Jali Morikeba Kouyate, a master kora musician from Senegal, West Africa, will perform live at Jefferson College on U.S. 61 North at 11 a.m., Saturday, Oct. 13. Admission is free.

The kora is a 21-stringed West African instrument with a calabash sounding-board used by griots (storytellers) in telling African history, much as was seen in the TV movie “Roots.”

The kora has the pleasing sounds of a harp, and when played by an expert, it can lift and electrify an audience. The African history of the banjo, guitar and violin will also be told by the griot.

This rare opportunity to hear the kora played will be the occasion for a visit by Dr. Artemus Gaye, a Liberian descendant of the African Prince Abdul Rahman bin Ibrahima, who was enslaved for 40 years on Thomas Foster’s plantation north of Natchez on today’s Steam Plant Road.

Dr. Gaye’s ancestor, Prince Ibrahima, was born 250 years ago in 1762 in Futa Jallon where his father, Ibrahima Sori the Great was king.
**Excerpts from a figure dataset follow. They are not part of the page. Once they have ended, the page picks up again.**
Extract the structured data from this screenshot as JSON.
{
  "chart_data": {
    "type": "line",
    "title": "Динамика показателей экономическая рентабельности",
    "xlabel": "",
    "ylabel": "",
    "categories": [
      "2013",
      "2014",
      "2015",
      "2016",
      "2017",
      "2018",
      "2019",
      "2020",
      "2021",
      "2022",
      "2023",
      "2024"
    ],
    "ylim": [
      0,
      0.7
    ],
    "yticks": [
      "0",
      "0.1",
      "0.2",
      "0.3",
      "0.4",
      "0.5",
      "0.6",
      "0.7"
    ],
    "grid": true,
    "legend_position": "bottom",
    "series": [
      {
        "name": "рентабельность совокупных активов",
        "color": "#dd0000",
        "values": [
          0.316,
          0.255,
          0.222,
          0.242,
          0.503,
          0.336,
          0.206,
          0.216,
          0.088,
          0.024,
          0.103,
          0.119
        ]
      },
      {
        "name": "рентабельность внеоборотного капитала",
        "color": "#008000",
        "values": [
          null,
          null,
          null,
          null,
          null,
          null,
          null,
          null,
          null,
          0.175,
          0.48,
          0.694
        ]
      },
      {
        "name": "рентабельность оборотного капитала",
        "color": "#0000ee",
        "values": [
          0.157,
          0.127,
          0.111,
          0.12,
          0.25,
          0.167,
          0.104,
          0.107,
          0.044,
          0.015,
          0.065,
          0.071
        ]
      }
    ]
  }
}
Futa Jallon was located in the highlands of today’s Republic of Guinea.

Captured in war in 1788, Prince Ibrahima eventually obtained his freedom in 1828. He was en route to his homeland in Futa Jallon with his wife Isabella when he died in Liberia in 1829.

A year later, two of his sons and their families were freed with funds the Prince had raised before leaving the U.S., and they joined their mother Isabella in Liberia.

Dr. Gaye, a descendant of one of those sons, will soon be returning to his native Liberia for an extended stay after more than 10 years in exile caused by the Liberian Civil War in which he was nearly killed.

Dr. Gaye will participate in the MAAFA Commemoration of enslaved African ancestors at the Natchez Landing Under-the-Hill which will begin Saturday at 6:30 a.m. and then proceed to the Forks of the Road.

The playing of the kora at 11 a.m. will start the fifth annual Black and Blue Living History event at Jefferson College.

This year’s Civil War program begins at 1 p.m. and will focus on the roles played by African American women as nurses and the roles of African American men who joined the Union Navy as sailors on the Mississippi as early as 1862.

The day will end with actress Melissa Waddy-Thibodeaux performing in her role as Harriet Tubman at 3 p.m. at Jefferson College.

All events at Jefferson College are sponsored by the Friends of the Forks of the Road Society Inc. and the Mississippi Department of Archives and History, and are free and open to the public.

Food vendors will be on site at Jefferson College. For comfort, bring a lawn chair.

 

David S. Dreyer is a local historian.